UNIVERSITI TUNKU ABDUL RAHMAN

Featured Project: Low-carbon Steel Industry Research Initiative

Congratulations to Dr. Leong Kah Hon on Securing a RM1 Million Research Grant from Masteel!

Announcement

We are proud to announce that Dr. Leong Kah Hon has successfully secured a RM1 million research grant from Masteel to support a collaborative low-carbon steel industry research initiative. This significant achievement reflects Dr. Leong’s research excellence and leadership in advancing sustainable solutions in the steel sector. The grant will be used to drive impactful research in carbon capture, utilization, and steel decarbonization strategies in partnership with industry stakeholders. Dr. Leong’s work exemplifies innovation and contributes meaningfully to both academic and industrial progress. Congratulations, Dr. Leong Kah Hon – your accomplishment brings great pride to our institution and inspires continued research excellence!

Featured Research (Published in Top 5% Journal)

The study examined multi-decadal changes in land surface temperature (LST) and urban land cover across eleven Southeast Asian capital cities from 1990 to 2024 using satellite imagery and machine learning analysis. It found widespread surface warming and intensification of urban heat island effects, particularly in rapidly expanding urban areas. Major trends included increased built-up land, loss of vegetation and water bodies, and strong positive correlations between urban expansion and elevated surface temperatures. Cities such as Vientiane, Kuala Lumpur, and Bangkok showed the most pronounced warming. These findings highlight the climatic consequences of urbanisation and provide empirical evidence to support climate-adaptive planning in the region.


This review article presents a comprehensive overview of advanced methods for estimating evapotranspiration (ET): a key hydrological process critical for water resource management and climate resilience. The study evaluates how remote sensing satellite data, combined with machine learning and artificial intelligence techniques, enhances ET estimation over large areas where meteorological data are limited. It discusses important satellite sources, essential image processing steps, key environmental parameters (like land surface temperature and vegetation indices), and emerging AI models for scalable geospatial analysis. The review also outlines challenges and future opportunities to improve accuracy and applicability in sustainable water and disaster risk management contexts.
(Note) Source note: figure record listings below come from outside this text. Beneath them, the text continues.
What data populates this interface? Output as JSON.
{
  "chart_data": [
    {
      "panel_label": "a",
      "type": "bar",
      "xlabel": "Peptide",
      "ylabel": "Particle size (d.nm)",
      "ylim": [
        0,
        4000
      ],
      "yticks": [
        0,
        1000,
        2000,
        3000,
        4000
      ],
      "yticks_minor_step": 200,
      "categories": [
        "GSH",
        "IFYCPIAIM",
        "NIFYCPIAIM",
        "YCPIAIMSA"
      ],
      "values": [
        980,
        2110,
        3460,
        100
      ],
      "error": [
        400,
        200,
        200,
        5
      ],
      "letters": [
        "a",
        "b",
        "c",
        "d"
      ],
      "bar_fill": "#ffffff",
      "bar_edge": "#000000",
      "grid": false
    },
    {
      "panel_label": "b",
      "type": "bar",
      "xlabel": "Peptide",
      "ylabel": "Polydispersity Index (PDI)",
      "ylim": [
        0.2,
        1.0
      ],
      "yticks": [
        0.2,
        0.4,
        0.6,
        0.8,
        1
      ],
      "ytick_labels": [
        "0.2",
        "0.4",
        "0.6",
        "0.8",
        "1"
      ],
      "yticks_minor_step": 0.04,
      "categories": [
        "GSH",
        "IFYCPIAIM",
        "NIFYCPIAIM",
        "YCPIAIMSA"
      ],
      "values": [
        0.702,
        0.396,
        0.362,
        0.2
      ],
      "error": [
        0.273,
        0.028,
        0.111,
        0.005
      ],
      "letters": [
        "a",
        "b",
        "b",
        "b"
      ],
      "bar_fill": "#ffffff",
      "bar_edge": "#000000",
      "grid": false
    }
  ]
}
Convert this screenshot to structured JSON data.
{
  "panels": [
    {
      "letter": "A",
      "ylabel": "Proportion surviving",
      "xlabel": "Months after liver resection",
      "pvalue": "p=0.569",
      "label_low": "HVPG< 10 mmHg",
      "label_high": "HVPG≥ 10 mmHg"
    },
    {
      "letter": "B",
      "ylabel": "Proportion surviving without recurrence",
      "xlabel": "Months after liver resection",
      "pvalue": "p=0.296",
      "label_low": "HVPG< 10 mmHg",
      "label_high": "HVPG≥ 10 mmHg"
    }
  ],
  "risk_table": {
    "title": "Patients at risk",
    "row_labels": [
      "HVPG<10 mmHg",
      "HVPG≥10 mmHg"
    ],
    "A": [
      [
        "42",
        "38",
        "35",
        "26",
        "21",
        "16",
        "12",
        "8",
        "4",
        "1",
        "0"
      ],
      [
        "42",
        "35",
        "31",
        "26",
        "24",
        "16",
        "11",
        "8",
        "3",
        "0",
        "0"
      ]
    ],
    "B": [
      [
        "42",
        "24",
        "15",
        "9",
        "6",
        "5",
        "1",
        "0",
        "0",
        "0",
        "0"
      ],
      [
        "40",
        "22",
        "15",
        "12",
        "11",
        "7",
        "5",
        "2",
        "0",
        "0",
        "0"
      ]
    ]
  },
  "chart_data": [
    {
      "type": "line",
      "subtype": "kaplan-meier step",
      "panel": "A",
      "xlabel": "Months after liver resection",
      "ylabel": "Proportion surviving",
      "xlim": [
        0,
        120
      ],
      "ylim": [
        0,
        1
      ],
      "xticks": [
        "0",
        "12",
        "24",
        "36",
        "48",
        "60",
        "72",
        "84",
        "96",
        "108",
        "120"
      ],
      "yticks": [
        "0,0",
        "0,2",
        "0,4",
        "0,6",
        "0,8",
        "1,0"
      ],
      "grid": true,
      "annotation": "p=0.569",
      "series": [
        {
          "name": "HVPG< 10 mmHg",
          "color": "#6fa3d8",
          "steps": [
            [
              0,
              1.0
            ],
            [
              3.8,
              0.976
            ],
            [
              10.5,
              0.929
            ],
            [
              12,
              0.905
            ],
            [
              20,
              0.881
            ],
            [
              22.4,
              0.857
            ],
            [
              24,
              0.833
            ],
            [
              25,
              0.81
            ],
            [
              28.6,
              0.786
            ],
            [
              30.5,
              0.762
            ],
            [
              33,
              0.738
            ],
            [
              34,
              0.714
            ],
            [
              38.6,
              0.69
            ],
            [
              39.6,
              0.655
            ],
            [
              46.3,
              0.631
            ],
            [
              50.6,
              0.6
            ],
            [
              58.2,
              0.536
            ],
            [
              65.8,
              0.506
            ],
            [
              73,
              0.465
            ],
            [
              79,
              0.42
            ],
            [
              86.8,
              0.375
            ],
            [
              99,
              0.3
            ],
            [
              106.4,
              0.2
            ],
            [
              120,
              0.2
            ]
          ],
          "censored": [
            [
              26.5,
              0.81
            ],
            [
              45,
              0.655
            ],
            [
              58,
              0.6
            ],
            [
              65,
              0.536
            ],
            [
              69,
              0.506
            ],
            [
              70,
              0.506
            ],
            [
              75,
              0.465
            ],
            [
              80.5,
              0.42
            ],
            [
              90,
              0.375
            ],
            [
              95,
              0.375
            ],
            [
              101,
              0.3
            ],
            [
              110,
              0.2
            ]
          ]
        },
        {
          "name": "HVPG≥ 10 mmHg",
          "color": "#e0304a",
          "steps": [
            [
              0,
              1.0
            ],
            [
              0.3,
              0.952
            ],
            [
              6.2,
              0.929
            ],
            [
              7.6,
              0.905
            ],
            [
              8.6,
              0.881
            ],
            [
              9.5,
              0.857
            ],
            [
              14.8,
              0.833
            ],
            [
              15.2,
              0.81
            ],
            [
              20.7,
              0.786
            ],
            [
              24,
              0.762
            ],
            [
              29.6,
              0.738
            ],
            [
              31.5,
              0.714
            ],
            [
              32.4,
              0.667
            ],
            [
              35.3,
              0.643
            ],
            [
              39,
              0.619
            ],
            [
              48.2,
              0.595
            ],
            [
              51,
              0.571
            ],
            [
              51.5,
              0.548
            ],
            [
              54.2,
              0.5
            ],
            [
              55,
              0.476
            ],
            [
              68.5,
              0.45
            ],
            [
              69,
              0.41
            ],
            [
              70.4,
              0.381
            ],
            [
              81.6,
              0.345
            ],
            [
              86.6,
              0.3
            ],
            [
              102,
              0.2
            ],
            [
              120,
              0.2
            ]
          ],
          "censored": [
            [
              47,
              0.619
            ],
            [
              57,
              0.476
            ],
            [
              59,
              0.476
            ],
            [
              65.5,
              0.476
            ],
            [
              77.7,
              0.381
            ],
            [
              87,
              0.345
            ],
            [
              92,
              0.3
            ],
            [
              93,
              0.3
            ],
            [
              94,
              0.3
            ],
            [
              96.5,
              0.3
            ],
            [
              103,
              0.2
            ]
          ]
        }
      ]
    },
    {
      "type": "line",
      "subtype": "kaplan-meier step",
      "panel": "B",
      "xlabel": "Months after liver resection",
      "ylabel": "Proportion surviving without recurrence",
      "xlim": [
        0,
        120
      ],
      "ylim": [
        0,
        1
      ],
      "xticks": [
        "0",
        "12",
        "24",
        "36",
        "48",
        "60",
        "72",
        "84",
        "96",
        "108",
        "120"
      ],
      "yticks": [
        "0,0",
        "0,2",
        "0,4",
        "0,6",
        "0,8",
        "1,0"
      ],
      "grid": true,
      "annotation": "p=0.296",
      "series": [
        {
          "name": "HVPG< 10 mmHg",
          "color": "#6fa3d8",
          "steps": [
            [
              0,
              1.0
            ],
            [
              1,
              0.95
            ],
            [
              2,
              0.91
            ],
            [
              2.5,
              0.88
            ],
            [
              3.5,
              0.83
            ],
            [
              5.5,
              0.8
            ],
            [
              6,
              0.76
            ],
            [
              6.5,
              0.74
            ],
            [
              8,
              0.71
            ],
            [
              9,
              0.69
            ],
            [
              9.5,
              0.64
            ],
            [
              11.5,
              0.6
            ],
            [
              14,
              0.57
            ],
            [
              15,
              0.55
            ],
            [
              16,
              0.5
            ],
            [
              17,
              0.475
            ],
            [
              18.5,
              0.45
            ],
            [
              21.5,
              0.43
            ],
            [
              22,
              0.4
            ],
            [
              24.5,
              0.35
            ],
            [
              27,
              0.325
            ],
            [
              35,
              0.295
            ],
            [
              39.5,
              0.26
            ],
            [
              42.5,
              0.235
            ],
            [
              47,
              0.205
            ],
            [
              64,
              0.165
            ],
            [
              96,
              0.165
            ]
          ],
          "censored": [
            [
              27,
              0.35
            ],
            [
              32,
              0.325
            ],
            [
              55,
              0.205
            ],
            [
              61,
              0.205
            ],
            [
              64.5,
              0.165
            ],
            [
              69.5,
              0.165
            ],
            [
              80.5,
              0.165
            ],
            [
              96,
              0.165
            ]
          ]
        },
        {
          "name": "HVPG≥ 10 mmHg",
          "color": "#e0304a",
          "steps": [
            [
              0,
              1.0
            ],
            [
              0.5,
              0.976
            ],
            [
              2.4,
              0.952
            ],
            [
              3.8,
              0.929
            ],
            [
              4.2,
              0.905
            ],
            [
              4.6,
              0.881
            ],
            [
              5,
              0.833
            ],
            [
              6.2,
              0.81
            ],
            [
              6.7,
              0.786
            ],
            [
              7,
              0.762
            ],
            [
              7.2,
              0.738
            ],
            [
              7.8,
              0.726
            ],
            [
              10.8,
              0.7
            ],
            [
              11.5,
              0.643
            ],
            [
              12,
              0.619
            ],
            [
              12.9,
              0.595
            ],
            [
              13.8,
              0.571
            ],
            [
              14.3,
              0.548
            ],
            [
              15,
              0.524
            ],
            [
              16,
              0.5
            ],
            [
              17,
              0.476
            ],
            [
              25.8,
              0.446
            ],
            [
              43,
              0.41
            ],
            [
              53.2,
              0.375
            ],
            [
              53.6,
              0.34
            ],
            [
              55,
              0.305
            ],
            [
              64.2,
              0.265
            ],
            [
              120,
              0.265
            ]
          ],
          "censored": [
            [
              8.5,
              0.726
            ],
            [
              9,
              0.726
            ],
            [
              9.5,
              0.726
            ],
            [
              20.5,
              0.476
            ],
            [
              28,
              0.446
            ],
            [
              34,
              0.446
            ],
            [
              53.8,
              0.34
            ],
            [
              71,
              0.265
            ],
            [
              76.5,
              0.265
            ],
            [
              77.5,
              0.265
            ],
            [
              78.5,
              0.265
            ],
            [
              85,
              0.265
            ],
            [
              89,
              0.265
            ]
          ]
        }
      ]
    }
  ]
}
This comprehensive review examines how climate change affects hydropower systems worldwide, synthesizing current methodologies, modelling approaches, key limitations, and recommendations for future assessments. The study highlights critical challenges such as data scarcity, model uncertainties, and the complex interactions between climate drivers and hydrological responses. To strengthen assessments, it recommends enhanced data collection, advanced monitoring systems, and the use of ensemble modelling and machine learning techniques to better capture nonlinear system behaviours. The insights aim to support policymakers and energy planners in developing resilient strategies for managing hydropower infrastructure under changing climatic conditions.